Lavora per una cooperativa, spesso con orari part time e contratti a termine di breve durata. È straniero e svolge mansioni poco qualificate, in tanti casi nella giungla di appalti e subappalti. L’identikit del lavoratore milanese inquadrato con contratti “pirata“, che bypassano gli accordi raggiunti fra Cgil, Cisl e Uil e associazioni di categoria più rappresentative, peggiorando stipendi e condizioni, è tracciato dall’ultimo rapporto del Dipartimento mercato del lavoro della Cgil di Milano, diretto da Antonio Verona, su dati dell’osservatorio della Città metropolitana. A far suonare un campanello d’allarme è l’impennata di queste forme contrattuali: dal 2015 al 2018, gli avviamenti regolati da contratti collettivi sottoscritti da sindacati non confederali (spesso senza una reale rappresentanza ma in grado di stringere accordi che riducono tutele e garanzie) si attestava a Milano attorno all’1%. Ma dal 2019 l’incidenza dei contratti pirata quadruplica, fino a rasentare il 5%. I settori più coinvolti sono commercio e logistica, servizi alle imprese e alla persona: settori che, da soli, rappresentano l’80% degli avviamenti della Città metropolitana, dove "un terzo della popolazione è costretta al lavoro povero", dietro le quinte dei servizi e del turismo dai numeri record.

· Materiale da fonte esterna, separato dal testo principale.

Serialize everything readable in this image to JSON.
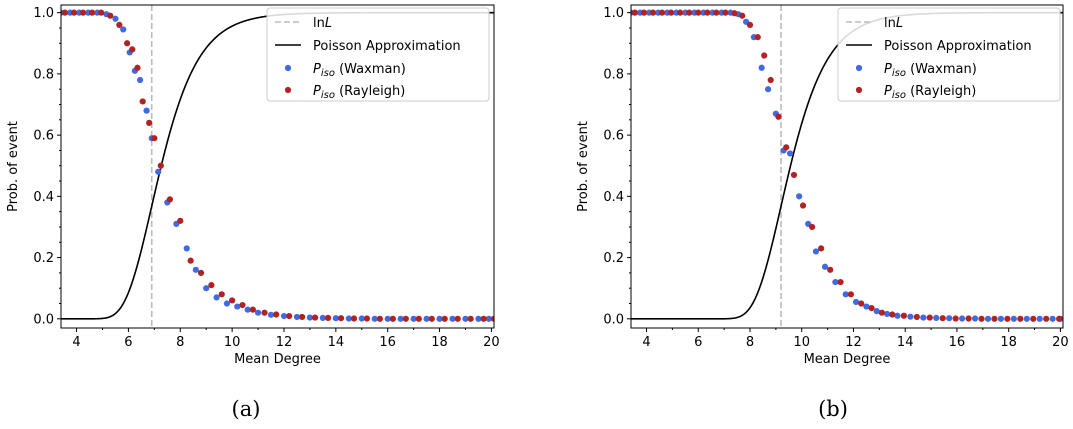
{
  "colors": {
    "waxman": "#4169e1",
    "rayleigh": "#b22222",
    "poisson": "#000000",
    "ln_line": "#bbbbbb"
  },
  "chart_data": [
    {
      "type": "scatter",
      "caption": "(a)",
      "xlabel": "Mean Degree",
      "ylabel": "Prob. of event",
      "xlim": [
        3.4,
        20.1
      ],
      "ylim": [
        -0.03,
        1.025
      ],
      "xticks": [
        4,
        6,
        8,
        10,
        12,
        14,
        16,
        18,
        20
      ],
      "yticks": [
        0.0,
        0.2,
        0.4,
        0.6,
        0.8,
        1.0
      ],
      "ytick_labels": [
        "0.0",
        "0.2",
        "0.4",
        "0.6",
        "0.8",
        "1.0"
      ],
      "grid": false,
      "legend_position": "top-right",
      "legend": {
        "ln_prefix": "ln",
        "ln_var": "L",
        "poisson": "Poisson Approximation",
        "p_sym": "P",
        "p_sub": "iso",
        "waxman_suffix": " (Waxman)",
        "rayleigh_suffix": " (Rayleigh)"
      },
      "vline_x": 6.9,
      "poisson_lambda": 6.9,
      "series": [
        {
          "name": "P_iso (Waxman)",
          "color_key": "waxman",
          "points": [
            [
              3.4,
              1.0
            ],
            [
              3.75,
              1.0
            ],
            [
              4.1,
              1.0
            ],
            [
              4.45,
              1.0
            ],
            [
              4.8,
              1.0
            ],
            [
              5.15,
              0.995
            ],
            [
              5.5,
              0.98
            ],
            [
              5.8,
              0.945
            ],
            [
              6.05,
              0.87
            ],
            [
              6.25,
              0.81
            ],
            [
              6.45,
              0.78
            ],
            [
              6.7,
              0.68
            ],
            [
              6.9,
              0.59
            ],
            [
              7.15,
              0.48
            ],
            [
              7.5,
              0.38
            ],
            [
              7.85,
              0.31
            ],
            [
              8.25,
              0.23
            ],
            [
              8.6,
              0.16
            ],
            [
              9.0,
              0.1
            ],
            [
              9.4,
              0.07
            ],
            [
              9.8,
              0.05
            ],
            [
              10.2,
              0.04
            ],
            [
              10.6,
              0.03
            ],
            [
              11.0,
              0.02
            ],
            [
              11.5,
              0.013
            ],
            [
              12.0,
              0.009
            ],
            [
              12.5,
              0.006
            ],
            [
              13.0,
              0.004
            ],
            [
              13.5,
              0.003
            ],
            [
              14.0,
              0.002
            ],
            [
              14.5,
              0.001
            ],
            [
              15.0,
              0.001
            ],
            [
              15.5,
              0.0
            ],
            [
              16.0,
              0.0
            ],
            [
              16.5,
              0.0
            ],
            [
              17.0,
              0.0
            ],
            [
              17.5,
              0.0
            ],
            [
              18.0,
              0.0
            ],
            [
              18.5,
              0.0
            ],
            [
              19.0,
              0.0
            ],
            [
              19.5,
              0.0
            ],
            [
              19.9,
              0.0
            ]
          ]
        },
        {
          "name": "P_iso (Rayleigh)",
          "color_key": "rayleigh",
          "points": [
            [
              3.55,
              1.0
            ],
            [
              3.9,
              1.0
            ],
            [
              4.25,
              1.0
            ],
            [
              4.6,
              1.0
            ],
            [
              4.95,
              1.0
            ],
            [
              5.3,
              0.99
            ],
            [
              5.65,
              0.96
            ],
            [
              5.95,
              0.9
            ],
            [
              6.15,
              0.88
            ],
            [
              6.35,
              0.82
            ],
            [
              6.55,
              0.71
            ],
            [
              6.8,
              0.64
            ],
            [
              7.0,
              0.59
            ],
            [
              7.25,
              0.5
            ],
            [
              7.6,
              0.39
            ],
            [
              8.0,
              0.32
            ],
            [
              8.4,
              0.19
            ],
            [
              8.8,
              0.15
            ],
            [
              9.2,
              0.11
            ],
            [
              9.6,
              0.08
            ],
            [
              10.0,
              0.06
            ],
            [
              10.4,
              0.045
            ],
            [
              10.8,
              0.03
            ],
            [
              11.25,
              0.02
            ],
            [
              11.7,
              0.014
            ],
            [
              12.2,
              0.009
            ],
            [
              12.7,
              0.006
            ],
            [
              13.2,
              0.004
            ],
            [
              13.7,
              0.003
            ],
            [
              14.2,
              0.002
            ],
            [
              14.7,
              0.001
            ],
            [
              15.2,
              0.001
            ],
            [
              15.7,
              0.0
            ],
            [
              16.2,
              0.0
            ],
            [
              16.7,
              0.0
            ],
            [
              17.2,
              0.0
            ],
            [
              17.7,
              0.0
            ],
            [
              18.2,
              0.0
            ],
            [
              18.7,
              0.0
            ],
            [
              19.2,
              0.0
            ],
            [
              19.7,
              0.0
            ],
            [
              20.1,
              0.0
            ]
          ]
        }
      ]
    },
    {
      "type": "scatter",
      "caption": "(b)",
      "xlabel": "Mean Degree",
      "ylabel": "Prob. of event",
      "xlim": [
        3.4,
        20.1
      ],
      "ylim": [
        -0.03,
        1.025
      ],
      "xticks": [
        4,
        6,
        8,
        10,
        12,
        14,
        16,
        18,
        20
      ],
      "yticks": [
        0.0,
        0.2,
        0.4,
        0.6,
        0.8,
        1.0
      ],
      "ytick_labels": [
        "0.0",
        "0.2",
        "0.4",
        "0.6",
        "0.8",
        "1.0"
      ],
      "grid": false,
      "legend_position": "top-right",
      "legend": {
        "ln_prefix": "ln",
        "ln_var": "L",
        "poisson": "Poisson Approximation",
        "p_sym": "P",
        "p_sub": "iso",
        "waxman_suffix": " (Waxman)",
        "rayleigh_suffix": " (Rayleigh)"
      },
      "vline_x": 9.2,
      "poisson_lambda": 9.2,
      "series": [
        {
          "name": "P_iso (Waxman)",
          "color_key": "waxman",
          "points": [
            [
              3.4,
              1.0
            ],
            [
              3.75,
              1.0
            ],
            [
              4.1,
              1.0
            ],
            [
              4.45,
              1.0
            ],
            [
              4.8,
              1.0
            ],
            [
              5.15,
              1.0
            ],
            [
              5.5,
              1.0
            ],
            [
              5.85,
              1.0
            ],
            [
              6.2,
              1.0
            ],
            [
              6.55,
              1.0
            ],
            [
              6.9,
              1.0
            ],
            [
              7.25,
              1.0
            ],
            [
              7.55,
              0.995
            ],
            [
              7.85,
              0.97
            ],
            [
              8.15,
              0.92
            ],
            [
              8.45,
              0.82
            ],
            [
              8.7,
              0.75
            ],
            [
              9.0,
              0.67
            ],
            [
              9.3,
              0.55
            ],
            [
              9.55,
              0.54
            ],
            [
              9.9,
              0.4
            ],
            [
              10.25,
              0.31
            ],
            [
              10.55,
              0.22
            ],
            [
              10.9,
              0.17
            ],
            [
              11.3,
              0.12
            ],
            [
              11.7,
              0.08
            ],
            [
              12.1,
              0.055
            ],
            [
              12.5,
              0.04
            ],
            [
              12.9,
              0.025
            ],
            [
              13.3,
              0.016
            ],
            [
              13.7,
              0.01
            ],
            [
              14.2,
              0.007
            ],
            [
              14.7,
              0.004
            ],
            [
              15.2,
              0.003
            ],
            [
              15.7,
              0.002
            ],
            [
              16.2,
              0.001
            ],
            [
              16.7,
              0.001
            ],
            [
              17.2,
              0.0
            ],
            [
              17.7,
              0.0
            ],
            [
              18.2,
              0.0
            ],
            [
              18.7,
              0.0
            ],
            [
              19.2,
              0.0
            ],
            [
              19.7,
              0.0
            ],
            [
              20.0,
              0.0
            ]
          ]
        },
        {
          "name": "P_iso (Rayleigh)",
          "color_key": "rayleigh",
          "points": [
            [
              3.55,
              1.0
            ],
            [
              3.9,
              1.0
            ],
            [
              4.25,
              1.0
            ],
            [
              4.6,
              1.0
            ],
            [
              4.95,
              1.0
            ],
            [
              5.3,
              1.0
            ],
            [
              5.65,
              1.0
            ],
            [
              6.0,
              1.0
            ],
            [
              6.35,
              1.0
            ],
            [
              6.7,
              1.0
            ],
            [
              7.05,
              1.0
            ],
            [
              7.4,
              0.998
            ],
            [
              7.7,
              0.99
            ],
            [
              8.0,
              0.96
            ],
            [
              8.3,
              0.92
            ],
            [
              8.55,
              0.86
            ],
            [
              8.8,
              0.78
            ],
            [
              9.1,
              0.66
            ],
            [
              9.4,
              0.56
            ],
            [
              9.7,
              0.47
            ],
            [
              10.05,
              0.37
            ],
            [
              10.4,
              0.3
            ],
            [
              10.75,
              0.23
            ],
            [
              11.1,
              0.16
            ],
            [
              11.5,
              0.12
            ],
            [
              11.9,
              0.08
            ],
            [
              12.3,
              0.05
            ],
            [
              12.7,
              0.035
            ],
            [
              13.1,
              0.02
            ],
            [
              13.5,
              0.014
            ],
            [
              13.95,
              0.01
            ],
            [
              14.45,
              0.006
            ],
            [
              14.95,
              0.004
            ],
            [
              15.45,
              0.002
            ],
            [
              15.95,
              0.001
            ],
            [
              16.45,
              0.001
            ],
            [
              16.95,
              0.0
            ],
            [
              17.45,
              0.0
            ],
            [
              17.95,
              0.0
            ],
            [
              18.45,
              0.0
            ],
            [
              18.95,
              0.0
            ],
            [
              19.45,
              0.0
            ],
            [
              19.95,
              0.0
            ]
          ]
        }
      ]
    }
  ]
}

Nel 2015 il 93,77% degli avviamenti era regolato da contratti dei sindacati confederali, solo l’1,17% da contratti non confederali e il 5% da "contratto non definito". Nel 2022 il 90,29% degli avviamenti era regolato da contratti dei sindacati confederali, il 4,83% da contratti non confederali e il 4,88% da contratto non definito. Spicca, quindi, la lenta e inesorabile crescita del ricorso ai contratti pirata.
"Da mesi sosteniamo che dipingere Milano e il Paese in crescita – spiega Luca Stanzione, segretario generale della Cgil di Milano – significa non vedere che c’è un trend invertito e che turismo, eventi ed edilizia da soli non basteranno a salvare l’economia milanese. Il Pnrr può rappresentare la leva anticiclica solo se il Governo sarà in grado di tradurre in investimenti le risorse ottenute". Appelli lanciati alla politica, mentre dai dati Istat emergono segnali di crisi occupazionale che a Milano si possono leggere anche attraverso il "calo significativo del lavoro somministrato, da sempre anticipatore dei comportamenti delle imprese" nel mercato del lavoro. "Due fattori agiscono contemporaneamente – sottolinea Verona – il declino della domanda estera e la stagnazione della domanda interna. L’elevata inflazione dei mesi passati e la stretta monetaria hanno fatto il resto – conclude – con il risultato di aver peggiorato le condizioni dei lavoratori".